Lets get really high and only speak Spanish to each other again tonight
i got really high and listened to the spongebob squarepants theme song and, i swear to god, it was in german.
She's a freak. I've got the scars to prove it.
Today was my first day of hebrew and I learned how to say give me sex... I think I can quit now
Top hats and gin. This is why I love day drinking.
were you high?
When?
Actually just blanket yes to that question
I just remember going to take a piss and looking down on the floor and thinking "that looks comfortable" and then I was out.

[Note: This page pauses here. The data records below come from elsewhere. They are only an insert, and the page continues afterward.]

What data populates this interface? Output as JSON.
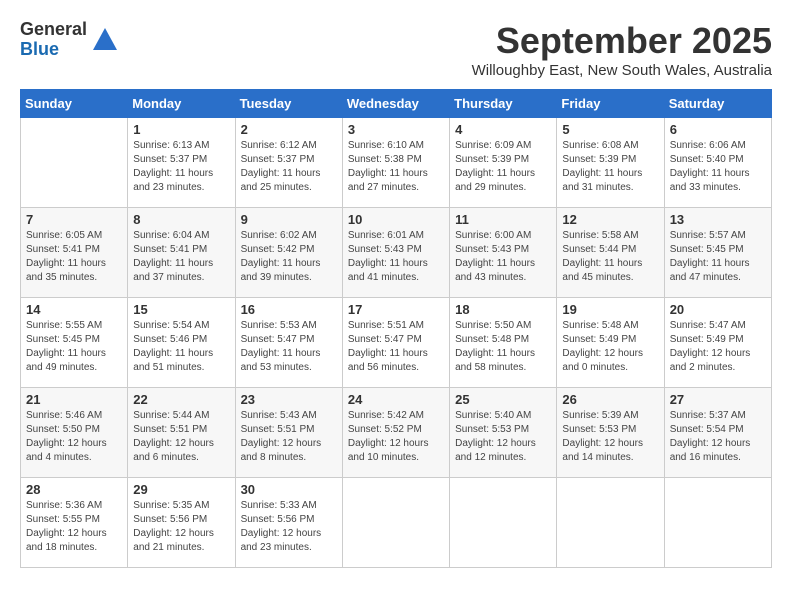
{
  "header": {
    "logo": {
      "general": "General",
      "blue": "Blue"
    },
    "month": "September 2025",
    "location": "Willoughby East, New South Wales, Australia"
  },
  "weekdays": [
    "Sunday",
    "Monday",
    "Tuesday",
    "Wednesday",
    "Thursday",
    "Friday",
    "Saturday"
  ],
  "weeks": [
    [
      {
        "day": "",
        "info": ""
      },
      {
        "day": "1",
        "info": "Sunrise: 6:13 AM\nSunset: 5:37 PM\nDaylight: 11 hours\nand 23 minutes."
      },
      {
        "day": "2",
        "info": "Sunrise: 6:12 AM\nSunset: 5:37 PM\nDaylight: 11 hours\nand 25 minutes."
      },
      {
        "day": "3",
        "info": "Sunrise: 6:10 AM\nSunset: 5:38 PM\nDaylight: 11 hours\nand 27 minutes."
      },
      {
        "day": "4",
        "info": "Sunrise: 6:09 AM\nSunset: 5:39 PM\nDaylight: 11 hours\nand 29 minutes."
      },
      {
        "day": "5",
        "info": "Sunrise: 6:08 AM\nSunset: 5:39 PM\nDaylight: 11 hours\nand 31 minutes."
      },
      {
        "day": "6",
        "info": "Sunrise: 6:06 AM\nSunset: 5:40 PM\nDaylight: 11 hours\nand 33 minutes."
      }
    ],
    [
      {
        "day": "7",
        "info": "Sunrise: 6:05 AM\nSunset: 5:41 PM\nDaylight: 11 hours\nand 35 minutes."
      },
      {
        "day": "8",
        "info": "Sunrise: 6:04 AM\nSunset: 5:41 PM\nDaylight: 11 hours\nand 37 minutes."
      },
      {
        "day": "9",
        "info": "Sunrise: 6:02 AM\nSunset: 5:42 PM\nDaylight: 11 hours\nand 39 minutes."
      },
      {
        "day": "10",
        "info": "Sunrise: 6:01 AM\nSunset: 5:43 PM\nDaylight: 11 hours\nand 41 minutes."
      },
      {
        "day": "11",
        "info": "Sunrise: 6:00 AM\nSunset: 5:43 PM\nDaylight: 11 hours\nand 43 minutes."
      },
      {
        "day": "12",
        "info": "Sunrise: 5:58 AM\nSunset: 5:44 PM\nDaylight: 11 hours\nand 45 minutes."
      },
      {
        "day": "13",
        "info": "Sunrise: 5:57 AM\nSunset: 5:45 PM\nDaylight: 11 hours\nand 47 minutes."
      }
    ],
    [
      {
        "day": "14",
        "info": "Sunrise: 5:55 AM\nSunset: 5:45 PM\nDaylight: 11 hours\nand 49 minutes."
      },
      {
        "day": "15",
        "info": "Sunrise: 5:54 AM\nSunset: 5:46 PM\nDaylight: 11 hours\nand 51 minutes."
      },
      {
        "day": "16",
        "info": "Sunrise: 5:53 AM\nSunset: 5:47 PM\nDaylight: 11 hours\nand 53 minutes."
      },
      {
        "day": "17",
        "info": "Sunrise: 5:51 AM\nSunset: 5:47 PM\nDaylight: 11 hours\nand 56 minutes."
      },
      {
        "day": "18",
        "info": "Sunrise: 5:50 AM\nSunset: 5:48 PM\nDaylight: 11 hours\nand 58 minutes."
      },
      {
        "day": "19",
        "info": "Sunrise: 5:48 AM\nSunset: 5:49 PM\nDaylight: 12 hours\nand 0 minutes."
      },
      {
        "day": "20",
        "info": "Sunrise: 5:47 AM\nSunset: 5:49 PM\nDaylight: 12 hours\nand 2 minutes."
      }
    ],
    [
      {
        "day": "21",
        "info": "Sunrise: 5:46 AM\nSunset: 5:50 PM\nDaylight: 12 hours\nand 4 minutes."
      },
      {
        "day": "22",
        "info": "Sunrise: 5:44 AM\nSunset: 5:51 PM\nDaylight: 12 hours\nand 6 minutes."
      },
      {
        "day": "23",
        "info": "Sunrise: 5:43 AM\nSunset: 5:51 PM\nDaylight: 12 hours\nand 8 minutes."
      },
      {
        "day": "24",
        "info": "Sunrise: 5:42 AM\nSunset: 5:52 PM\nDaylight: 12 hours\nand 10 minutes."
      },
      {
        "day": "25",
        "info": "Sunrise: 5:40 AM\nSunset: 5:53 PM\nDaylight: 12 hours\nand 12 minutes."
      },
      {
        "day": "26",
        "info": "Sunrise: 5:39 AM\nSunset: 5:53 PM\nDaylight: 12 hours\nand 14 minutes."
      },
      {
        "day": "27",
        "info": "Sunrise: 5:37 AM\nSunset: 5:54 PM\nDaylight: 12 hours\nand 16 minutes."
      }
    ],
    [
      {
        "day": "28",
        "info": "Sunrise: 5:36 AM\nSunset: 5:55 PM\nDaylight: 12 hours\nand 18 minutes."
      },
      {
        "day": "29",
        "info": "Sunrise: 5:35 AM\nSunset: 5:56 PM\nDaylight: 12 hours\nand 21 minutes."
      },
      {
        "day": "30",
        "info": "Sunrise: 5:33 AM\nSunset: 5:56 PM\nDaylight: 12 hours\nand 23 minutes."
      },
      {
        "day": "",
        "info": ""
      },
      {
        "day": "",
        "info": ""
      },
      {
        "day": "",
        "info": ""
      },
      {
        "day": "",
        "info": ""
      }
    ]
  ]
}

If thou doesn't answer thou phone thou shall receive a barrage of Dick pics. It's the eleventh commandment.
I'm gonna write a song for the kids called "you're systematically killing your mother". In it I will explain that my recent hypertension and increase in smoking is due to them being dicks
Update - might be back in your neighbor's good graces. She liked the framed photo I gave her of me on the tractor with my business out.
Dude I'm hungover as fuck in a bed in Baltimore with another man... I don't think I can make it.
He told me that he's proud of our abnormalcy as a couple. I think it's the most romantic thing he's ever said.
All i remember from last night was that i was sitting on the toilet for a good hour eating a philly cheesesteak hotpocket... then i woke up... in my bed.
I had a good weekend too...although I cried about the dog in a drunken stupor last night...not one of my finest moments, but it's all water under the bridge.
i shit you not. the flight is delayed because they have to change fucking light bulb. all the airport bars are closed and my shit is in checked luggage.